Coinmarketcap is widely known due to its breath of information available. It not only has a very nice user interface for exploring cryptocurrencies, exchanges and blocks in the blockchain, but also allows for programmatic access via its API. It has useful tools (like price conversion), listings of all major exchanges, global market data, and blockchain exploration, amongst many more. Although it also has a paid version, the free version is also worth it.
Alternative data has had a spike in interest in recent years, and for good reason. Hedge funds and proprietary firms have introduced novel datasets, even ones that seem to be unrelated to financial markets to the naked eye. The following list goes through a few reliable and interesting alternative data vendors.
Finnhub is one of the most interesting fintech data startups that I’m aware of right now. It sources its data from a broad repertoire of data vendors and makes it accessible via a single, consistent, and reliable API.
In addition to offering institutional-grade information regarding stock markets, bonds, ETFs, fundamentals, and estimates, they also offer a broad range of alternative data: Social sentiment, USPTO Patents, H1-B Visa Applications, and Senate Lobbying, among many more.
In addition to offering traditional datasets like fundamental data, and end of day prices, Tiingo shines when it comes to their News API. It covers more than 65.000 equity tickers, 4.000 cryptocurrencies, and 75 currencies and offers historical data dating back to 1995. The free plan allows for 500 requests per hour, which is more than enough for most usecases.

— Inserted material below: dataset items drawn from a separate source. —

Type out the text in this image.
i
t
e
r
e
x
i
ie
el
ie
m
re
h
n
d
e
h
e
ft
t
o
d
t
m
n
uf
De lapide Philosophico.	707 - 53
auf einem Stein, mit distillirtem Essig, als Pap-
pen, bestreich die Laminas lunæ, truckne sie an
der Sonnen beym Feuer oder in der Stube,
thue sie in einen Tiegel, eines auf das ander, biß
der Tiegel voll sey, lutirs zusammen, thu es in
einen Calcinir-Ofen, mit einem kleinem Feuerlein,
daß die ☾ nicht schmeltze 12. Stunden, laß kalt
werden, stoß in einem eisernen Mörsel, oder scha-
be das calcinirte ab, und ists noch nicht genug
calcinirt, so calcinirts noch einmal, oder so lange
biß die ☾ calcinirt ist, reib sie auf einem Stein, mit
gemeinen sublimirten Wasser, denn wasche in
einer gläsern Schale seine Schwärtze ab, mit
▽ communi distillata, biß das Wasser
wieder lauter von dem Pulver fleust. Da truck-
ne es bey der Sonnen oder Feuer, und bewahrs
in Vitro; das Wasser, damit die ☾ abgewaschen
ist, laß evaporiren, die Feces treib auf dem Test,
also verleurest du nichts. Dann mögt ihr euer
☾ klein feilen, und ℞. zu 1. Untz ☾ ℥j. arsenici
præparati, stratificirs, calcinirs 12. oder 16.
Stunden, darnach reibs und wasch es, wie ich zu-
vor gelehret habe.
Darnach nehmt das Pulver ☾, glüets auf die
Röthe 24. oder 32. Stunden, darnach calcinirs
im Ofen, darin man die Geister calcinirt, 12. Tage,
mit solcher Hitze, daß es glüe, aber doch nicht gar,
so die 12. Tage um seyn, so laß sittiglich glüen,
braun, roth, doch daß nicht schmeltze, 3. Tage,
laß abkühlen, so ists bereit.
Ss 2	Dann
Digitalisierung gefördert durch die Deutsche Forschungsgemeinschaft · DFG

Nasdaq Data has one of the most extensive data catalogs available in the industry. Although most of the datasets are behind a paywall, their interface allows to filter them and only keep the ones that are free to access. Since the catalog is simply too big to describe, it’s best if you go ahead and take a look at it yourself.
- Data Catalog: Link
Live flight data might seem like an odd addition to this list at first, but hedge funds have used this type of data in the past. By keeping an eye on private jet landings in Omaha (Nebraska), savvy traders could anticipate potential deals made by Warren Buffet before they were disclosed.
- Website: Link
Since the r/WallStreetBets event with GME, everyone is aware of Reddit’s relevance when it comes to investor sentiment. It is also good to know that Reddit offers a generous API, which makes the task of estimating trends a lot easier.
- API: Link
The Federal Reserve Bank of St. Louis Database is one of the most widely used sources for economic research and is widely cited in prestigious journals. It not only offers a wide range of datasets for free but they are maintained and kept up to date. It has extensive information regarding labor statistics, census data, economic activity, commodity prices, international trade, and interest rates, just to name a few.
Unlike many other public data vendors, FRED offers an easy-to-use Excel Plugin. Programmers can also access the data programmatically via an API.
US Bureau of Labor Statistics
As you might have guessed, this source offers very detailed employment and wage data. Although rather limited and poorly documented, you can also access the information via an API
Bureau of Economic Analysis
BEA holds interesting data from multiple categories, such as consumer spending, income and saving, and investment in fixed assets, among others. It even has a “special topics” category that gathers data from arts and culture economic activity, intellectual property, space economy, marine production, and many others.
As is the case with other public sector databases, the BEA offers an API, but its documentation is a little bit outdated by today’s standards.
The WB is one of the most widely cited data sources in econometric journals. Although not all datasets are updated on a regular basis, the sheer number of data freely available is enough to keep have it as one of the go-to sources for modeling. It features a nice user interface for time series plotting, in addition to having an API.